Austinist Movie Review: Redacted More Disappointing Than Santa Anna's Showing at the Alamo

Based on the case of soldiers from the U.S. Army's 101st division, who raped and murdered 14-year-old Abeer Qassim al-Janabi in her family's home in Mahmoudiya, Redacted follows the spiraling decline of rationality amongst a check point unit, who gun down a pregnant woman when her driver doesn't understand the soldiers' hand signals to stop. Retaliation for this misstep is quick and painful, resulting in the unit's leader being killed by an IED. Distraught from the loss of their touchstone, the soldiers decide to take out their frustrations, both psychological and sexual, on a young girl who passes through their checkpoint every day on her way to school.
It is at this point that we must remind ourselves that any soldier who would rape a 14-year-old, er, 15-year-old-girl, shoot her in the face, torch her body to dispose of the evidence and murder her entire family is no longer a soldier. They are an animal with no country and no loyalties. We also must keep in mind that the soldiers involved in the case which this film is based on have been convicted of their crime.
That being said, this film is a work of fiction and fiction, by its very definition, is meant to be imaginative entertainment. With all of the hubbub and hullabaloo surrounding its release in the measly number of movie houses that producer Mark Cuban happens to own (that's right, he doesn't just own the Dallas Mavericks, he also happens to own the art house chain, Landmark Theaters) you would at least expect that the film be of such outstanding quality and high entertainment value as to demand the uprising that it has fueled. Unfortunately, what we are treated to is a Being John Malkovich-esque trip into De Palma's psyche, which is not a place you want to spend much time in. It seems that the entire point is not to reveal what is actually going on in Iraq, but to reveal what is going on in De Palma's head regarding the happenings in Iraq, with the internet being the only source of accredited information from which he culled his world view.

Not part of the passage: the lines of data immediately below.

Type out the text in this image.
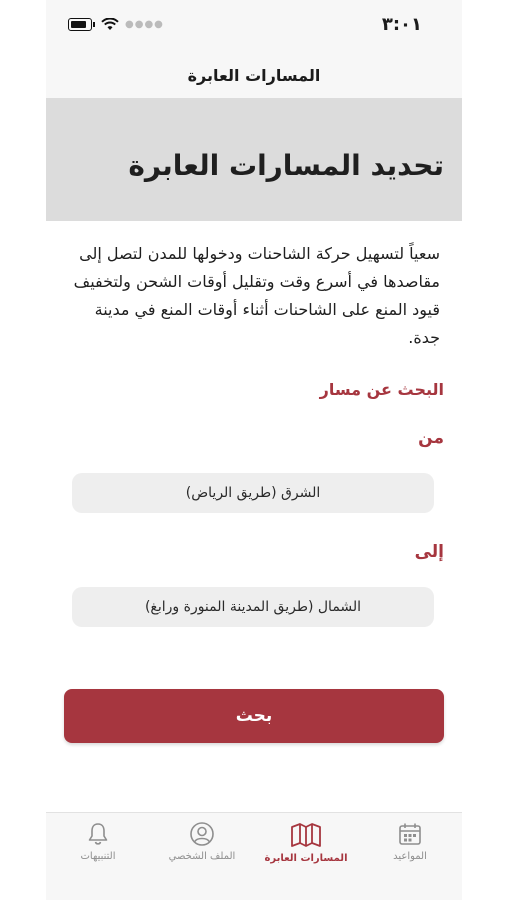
●●●●	٣:٠١
المسارات العابرة
تحديد المسارات العابرة
سعياً لتسهيل حركة الشاحنات ودخولها للمدن لتصل إلى مقاصدها في أسرع وقت وتقليل أوقات الشحن ولتخفيف قيود المنع على الشاحنات أثناء أوقات المنع في مدينة جدة.
البحث عن مسار
من
الشرق (طريق الرياض)
إلى
الشمال (طريق المدينة المنورة ورابغ)
بحث
المواعيد
المسارات العابرة
الملف الشخصي
التنبيهات
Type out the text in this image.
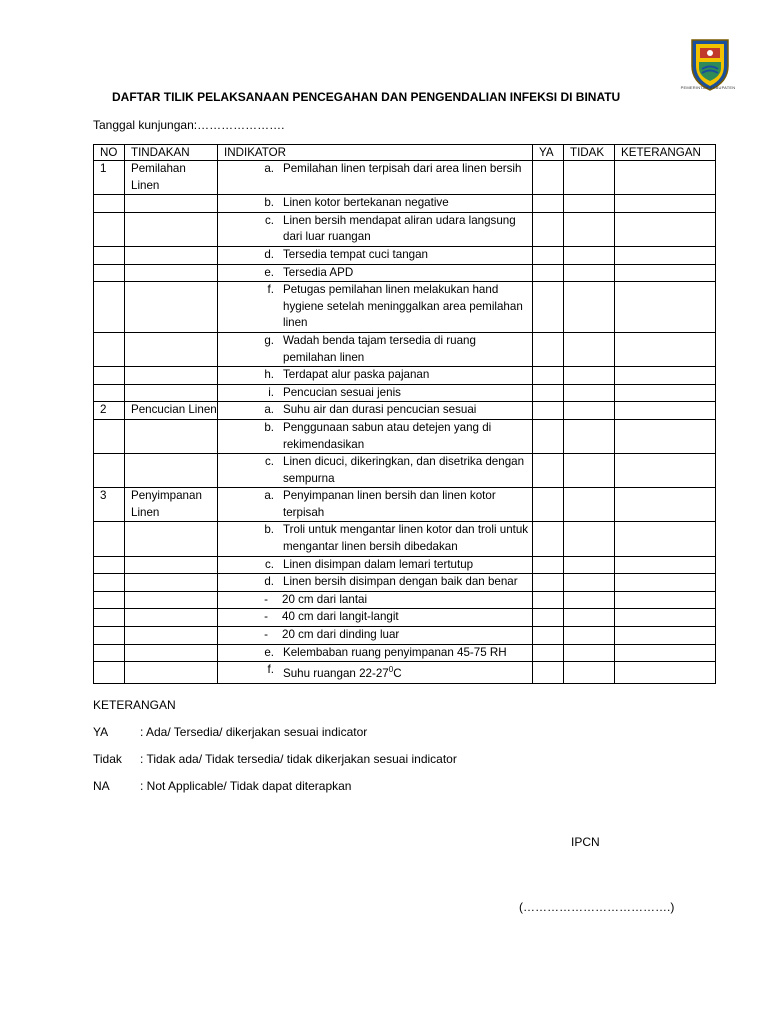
PEMERINTAH KABUPATEN
DAFTAR TILIK PELAKSANAAN PENCEGAHAN DAN PENGENDALIAN INFEKSI DI BINATU
Tanggal kunjungan:………………….
NO	TINDAKAN	INDIKATOR	YA	TIDAK	KETERANGAN
1	Pemilahan Linen	a. Pemilahan linen terpisah dari area linen bersih			

		b. Linen kotor bertekanan negative			

		c. Linen bersih mendapat aliran udara langsung dari luar ruangan			

		d. Tersedia tempat cuci tangan			

		e. Tersedia APD			

		f. Petugas pemilahan linen melakukan hand hygiene setelah meninggalkan area pemilahan linen			

		g. Wadah benda tajam tersedia di ruang pemilahan linen			

		h. Terdapat alur paska pajanan			

		i. Pencucian sesuai jenis			

2	Pencucian Linen	a. Suhu air dan durasi pencucian sesuai			

		b. Penggunaan sabun atau detejen yang di rekimendasikan			

		c. Linen dicuci, dikeringkan, dan disetrika dengan sempurna			

3	Penyimpanan Linen	a. Penyimpanan linen bersih dan linen kotor terpisah			

		b. Troli untuk mengantar linen kotor dan troli untuk mengantar linen bersih dibedakan			

		c. Linen disimpan dalam lemari tertutup			

		d. Linen bersih disimpan dengan baik dan benar			

		- 20 cm dari lantai			

		- 40 cm dari langit-langit			

		- 20 cm dari dinding luar			

		e. Kelembaban ruang penyimpanan 45-75 RH			

		f. Suhu ruangan $22-27^0C$			

KETERANGAN
YA	: Ada/ Tersedia/ dikerjakan sesuai indicator
Tidak : Tidak ada/ Tidak tersedia/ tidak dikerjakan sesuai indicator
NA	: Not Applicable/ Tidak dapat diterapkan
IPCN
(……………………………….)
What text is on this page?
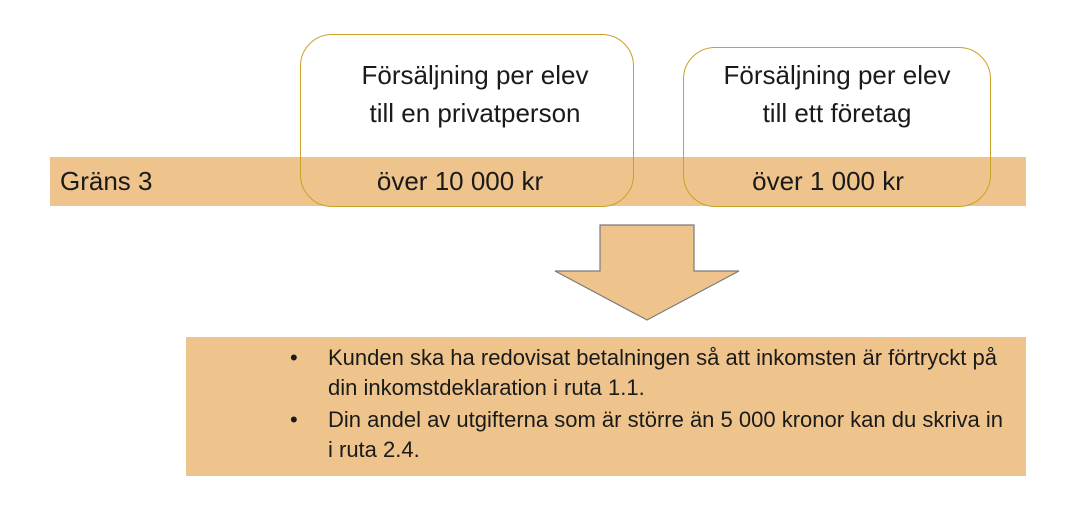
Gräns 3
Försäljning per elev
till en privatperson
över 10 000 kr
Försäljning per elev
till ett företag
över 1 000 kr
• Kunden ska ha redovisat betalningen så att inkomsten är förtryckt på din inkomstdeklaration i ruta 1.1.
• Din andel av utgifterna som är större än 5 000 kronor kan du skriva in i ruta 2.4.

Far be it from us to imply that the internet could possibly contain a skewed version of the truth; that is not our point at all. Our point is that from the many billions of web pages that De Palma no doubt scoured for juicy stories of battalions-gone-bad, somewhere amongst the blood and gore there had to be stories from the other side. Mass media may be editing what they show to the public, but doesn't that beg the question of whether the same is true of content on the internet? For a film that trumpets TRUTH as its means to an end, we couldn't find anything authentic to hold on to whilst we were pummeled with atrocious acting, complete with desperately bad "hispanic" and "southern" accents, representations of YouTube, MySpace and other web sites that looked like they had been created on a Commodore64, exploitative snuff scenes and a closing sequence that is disgustingly laughable. Add in really wacky interstitials (think Late 1960's Laugh In) and you have a film that is an artistic explosion, and not in a good way.

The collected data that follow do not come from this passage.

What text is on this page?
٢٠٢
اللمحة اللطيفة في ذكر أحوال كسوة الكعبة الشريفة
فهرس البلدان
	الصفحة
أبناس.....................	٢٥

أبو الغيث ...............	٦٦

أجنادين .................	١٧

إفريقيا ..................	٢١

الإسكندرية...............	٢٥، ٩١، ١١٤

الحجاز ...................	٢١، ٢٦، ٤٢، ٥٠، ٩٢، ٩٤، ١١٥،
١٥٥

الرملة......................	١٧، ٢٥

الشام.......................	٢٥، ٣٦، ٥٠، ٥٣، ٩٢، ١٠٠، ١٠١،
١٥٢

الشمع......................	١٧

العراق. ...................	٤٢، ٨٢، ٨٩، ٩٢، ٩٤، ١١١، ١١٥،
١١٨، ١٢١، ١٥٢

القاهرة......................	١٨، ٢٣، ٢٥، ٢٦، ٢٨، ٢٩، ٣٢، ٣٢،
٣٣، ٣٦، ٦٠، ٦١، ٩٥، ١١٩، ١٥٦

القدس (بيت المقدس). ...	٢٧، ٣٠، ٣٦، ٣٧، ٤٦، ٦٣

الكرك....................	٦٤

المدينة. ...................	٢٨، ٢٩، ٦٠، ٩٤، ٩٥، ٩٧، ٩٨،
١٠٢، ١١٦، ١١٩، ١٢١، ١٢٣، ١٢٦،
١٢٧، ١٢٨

What De Palma does an admirable job of portraying is just how crazy war makes people. In particular, after the beheading of one of their comrades by enemy combatants, two soldiers with apropos names ("Flake" and "Rush") discuss the death on video, saying that the fallen soldier was their very own "Private Ryan." This lame "tribute" is delivered while one of the men is wearing a duck on his head, giggling as if someone having their head cut off is the newest Brit-Brit crotch shot. If De Palma had added even a shred of humanity to any of these characters, then possibly this film could be seen as an indictment of the recent veto of the house appropriations bill to fund mental health treatment for veterans, but none of the characters are sympathetic enough for us to believe that they would even seek out mental health care.

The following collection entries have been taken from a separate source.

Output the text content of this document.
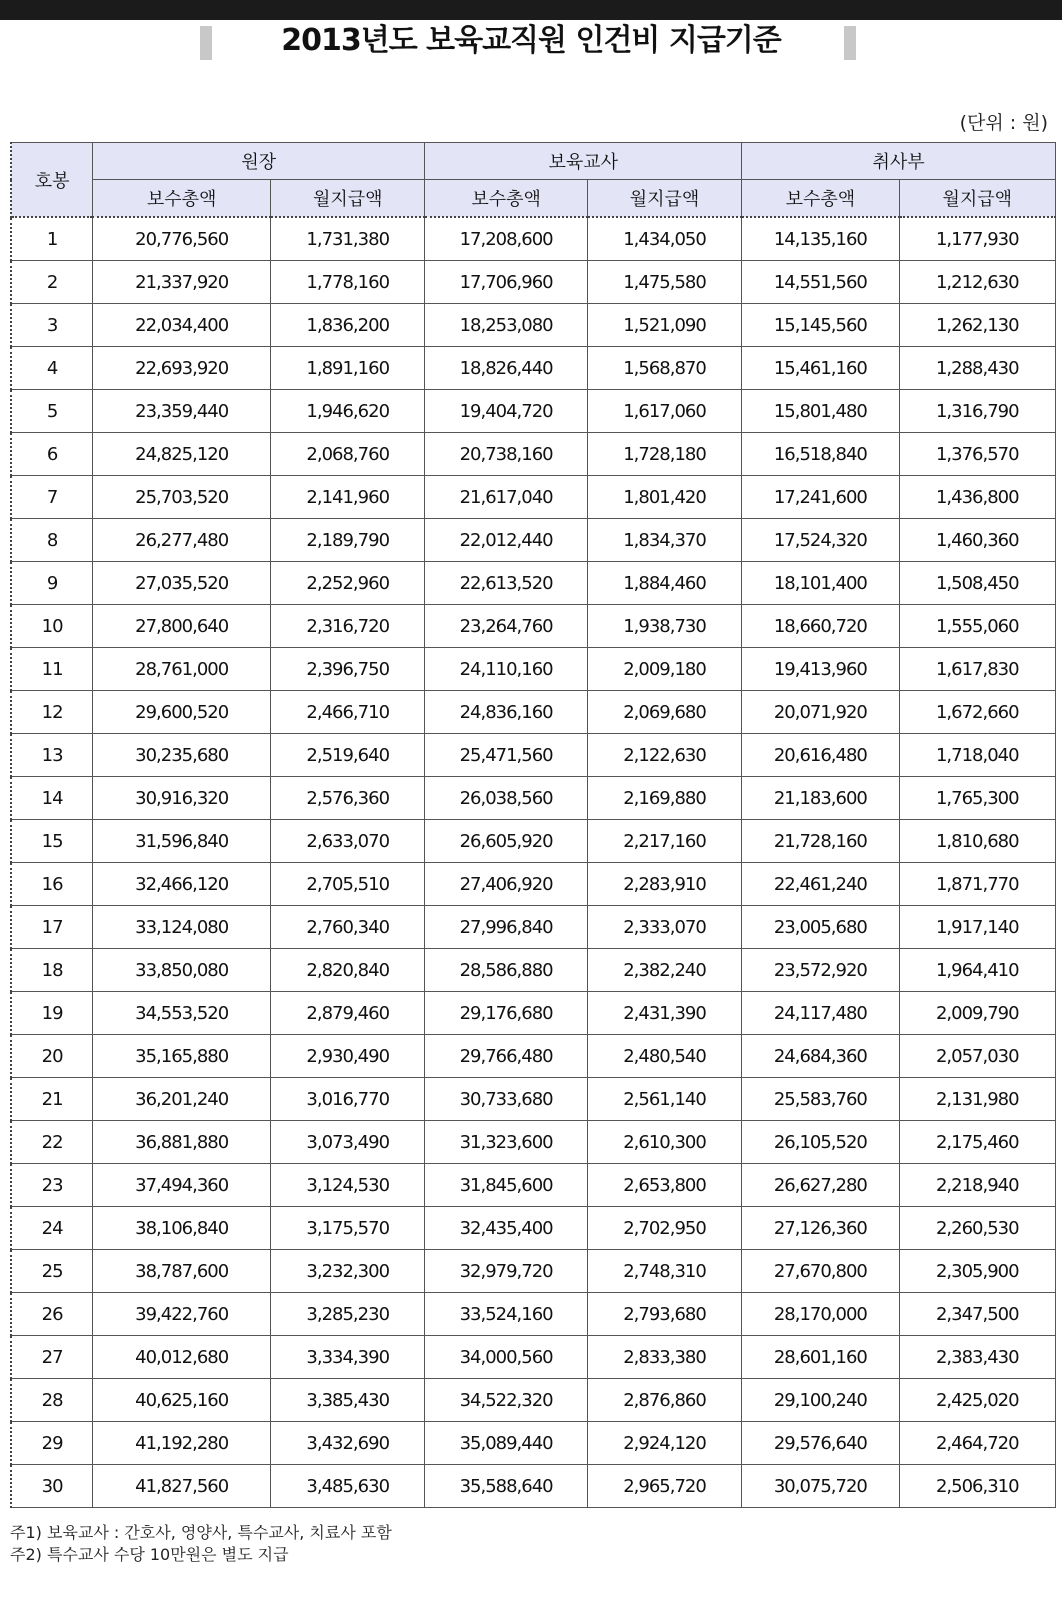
2013년도 보육교직원 인건비 지급기준
(단위 : 원)
호봉	원장		보육교사		취사부	
	보수총액	월지급액	보수총액	월지급액	보수총액	월지급액
1	20,776,560	1,731,380	17,208,600	1,434,050	14,135,160	1,177,930
2	21,337,920	1,778,160	17,706,960	1,475,580	14,551,560	1,212,630
3	22,034,400	1,836,200	18,253,080	1,521,090	15,145,560	1,262,130
4	22,693,920	1,891,160	18,826,440	1,568,870	15,461,160	1,288,430
5	23,359,440	1,946,620	19,404,720	1,617,060	15,801,480	1,316,790
6	24,825,120	2,068,760	20,738,160	1,728,180	16,518,840	1,376,570
7	25,703,520	2,141,960	21,617,040	1,801,420	17,241,600	1,436,800
8	26,277,480	2,189,790	22,012,440	1,834,370	17,524,320	1,460,360
9	27,035,520	2,252,960	22,613,520	1,884,460	18,101,400	1,508,450
10	27,800,640	2,316,720	23,264,760	1,938,730	18,660,720	1,555,060
11	28,761,000	2,396,750	24,110,160	2,009,180	19,413,960	1,617,830
12	29,600,520	2,466,710	24,836,160	2,069,680	20,071,920	1,672,660
13	30,235,680	2,519,640	25,471,560	2,122,630	20,616,480	1,718,040
14	30,916,320	2,576,360	26,038,560	2,169,880	21,183,600	1,765,300
15	31,596,840	2,633,070	26,605,920	2,217,160	21,728,160	1,810,680
16	32,466,120	2,705,510	27,406,920	2,283,910	22,461,240	1,871,770
17	33,124,080	2,760,340	27,996,840	2,333,070	23,005,680	1,917,140
18	33,850,080	2,820,840	28,586,880	2,382,240	23,572,920	1,964,410
19	34,553,520	2,879,460	29,176,680	2,431,390	24,117,480	2,009,790
20	35,165,880	2,930,490	29,766,480	2,480,540	24,684,360	2,057,030
21	36,201,240	3,016,770	30,733,680	2,561,140	25,583,760	2,131,980
22	36,881,880	3,073,490	31,323,600	2,610,300	26,105,520	2,175,460
23	37,494,360	3,124,530	31,845,600	2,653,800	26,627,280	2,218,940
24	38,106,840	3,175,570	32,435,400	2,702,950	27,126,360	2,260,530
25	38,787,600	3,232,300	32,979,720	2,748,310	27,670,800	2,305,900
26	39,422,760	3,285,230	33,524,160	2,793,680	28,170,000	2,347,500
27	40,012,680	3,334,390	34,000,560	2,833,380	28,601,160	2,383,430
28	40,625,160	3,385,430	34,522,320	2,876,860	29,100,240	2,425,020
29	41,192,280	3,432,690	35,089,440	2,924,120	29,576,640	2,464,720
30	41,827,560	3,485,630	35,588,640	2,965,720	30,075,720	2,506,310
주1) 보육교사 : 간호사, 영양사, 특수교사, 치료사 포함
주2) 특수교사 수당 10만원은 별도 지급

Come to think of it, we would like to redact our earlier statement. There is one thing that is authentic about this film and it is that De Palma appears to have been so affected by seeing these stories on the world wide web, that he can't bear the weight of his rage and self-imposed guilt; he could not go on doing nothing - he had to make a film to expiate his patriotic demons. For that, we applaud him and the people who still fight for free speech. We just wish that he would have made a film that people would actually want to see.